GroovyFX – Groovy な JavaFX 2.0 by 関谷さん (@kazuchika)
「プログラミングGROOVY」の共著者でもある関谷さんから、GroovyFXについて、デモアプリケーションと共に紹介して頂きました。デモアプリケーションが素晴らしかったです。
Groovyとは?
GroovyFX
デモアプリケーション
その他
JavaFX 2.0 + Scala → ScalaFX by 深井さん (@fukai_yas)
こちらはScalaFXの紹介です。深井さんはScalaは業務ではなく趣味で触っているとのことでした。
ScalaFXはまだまだ始まったばかりの状態のようですが、こちらはこちらでとても興味深いものがありました。
ScalaFXの概要
シーングラフの構築
- ぱっと見はGroovyFXと同様、JavaFXScriptに似せた書き方になっている。

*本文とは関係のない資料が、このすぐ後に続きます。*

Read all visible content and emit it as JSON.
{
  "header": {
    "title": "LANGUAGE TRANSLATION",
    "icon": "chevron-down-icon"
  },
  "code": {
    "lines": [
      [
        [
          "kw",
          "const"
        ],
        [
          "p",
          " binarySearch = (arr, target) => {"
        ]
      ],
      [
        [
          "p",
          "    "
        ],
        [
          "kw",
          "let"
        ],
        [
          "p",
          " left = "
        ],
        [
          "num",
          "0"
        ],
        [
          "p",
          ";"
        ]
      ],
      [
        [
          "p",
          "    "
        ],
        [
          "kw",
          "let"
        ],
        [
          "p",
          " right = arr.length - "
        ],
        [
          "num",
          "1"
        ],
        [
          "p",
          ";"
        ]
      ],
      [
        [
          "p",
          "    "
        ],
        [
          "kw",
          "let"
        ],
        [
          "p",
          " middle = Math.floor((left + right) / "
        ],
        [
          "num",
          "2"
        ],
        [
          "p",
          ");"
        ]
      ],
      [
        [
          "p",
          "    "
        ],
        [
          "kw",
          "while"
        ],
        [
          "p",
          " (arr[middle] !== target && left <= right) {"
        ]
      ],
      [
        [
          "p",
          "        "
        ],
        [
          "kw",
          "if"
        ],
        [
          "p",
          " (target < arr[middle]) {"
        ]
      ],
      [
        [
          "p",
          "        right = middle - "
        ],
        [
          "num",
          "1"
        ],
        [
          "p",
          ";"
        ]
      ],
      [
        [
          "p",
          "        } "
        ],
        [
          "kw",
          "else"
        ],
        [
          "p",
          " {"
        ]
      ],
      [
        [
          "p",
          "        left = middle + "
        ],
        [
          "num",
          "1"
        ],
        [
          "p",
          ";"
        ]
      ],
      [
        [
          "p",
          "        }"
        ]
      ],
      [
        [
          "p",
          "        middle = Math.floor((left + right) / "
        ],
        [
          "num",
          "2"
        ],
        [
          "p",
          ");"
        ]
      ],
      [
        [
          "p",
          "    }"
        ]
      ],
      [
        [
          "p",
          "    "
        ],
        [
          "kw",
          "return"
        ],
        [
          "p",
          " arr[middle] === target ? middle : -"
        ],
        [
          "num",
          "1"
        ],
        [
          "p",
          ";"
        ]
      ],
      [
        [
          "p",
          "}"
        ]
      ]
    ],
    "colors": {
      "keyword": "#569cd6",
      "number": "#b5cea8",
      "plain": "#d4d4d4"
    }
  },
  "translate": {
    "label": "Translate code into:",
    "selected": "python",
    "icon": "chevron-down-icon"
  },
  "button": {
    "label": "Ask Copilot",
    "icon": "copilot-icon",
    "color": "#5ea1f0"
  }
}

- JFXAppがmainメソッド起動前提なのでAppletがNG。
- バインドは次のように書く。複雑な処理も書ける。
new Rectangle { width <== stage.widthProperty / 2 height <== stage.heightProperty / 2 fill <== when (checkbox.selected) then Color.RED otherwise Color.BLUE }
何これ、めっちゃクールなんですけど!
※同じ事をJavaで書くと次のようになります。分かりやすさが全然違いますよね!
Rectangle rect = new Rectangle(); rect.widthProperty().bind(stage.widthProperty().divide(2)); rect.heightProperty().bind(stage.heightProperty().divide(2)); rect.fillProperty().bind(new ObjectBinding<Color>() { { super.bind(checkbox.selectedProperty()); } @Override protected Color computeValue() { return checkbox.selectedProperty().getValue() ? Color.RED : Color.BLUE; } });
- GroovyFXと同様、Duarationとかを書きやすくするようにしている。
その他
- 次回は来年1月くらいに。ツールをメインテーマに!
全体を通しての感想
冒頭にも書きましたが参加者が増えて驚きました。懇親会でも様々なバックグラウンドを持つ人が集まってきているという印象でした。JavaEE系の人とかAndroidの人とか自分みたいにHadoop触っている人とかw
少しずつ盛り上がり始めているのは確かだと思っています。別のエントリでも書きましたが、Flexがあんなことになったので、実は今JavaFXは結構いい立ち位置にあるのかも知れません。
*1:これについては別途エントリを書こうと思っています。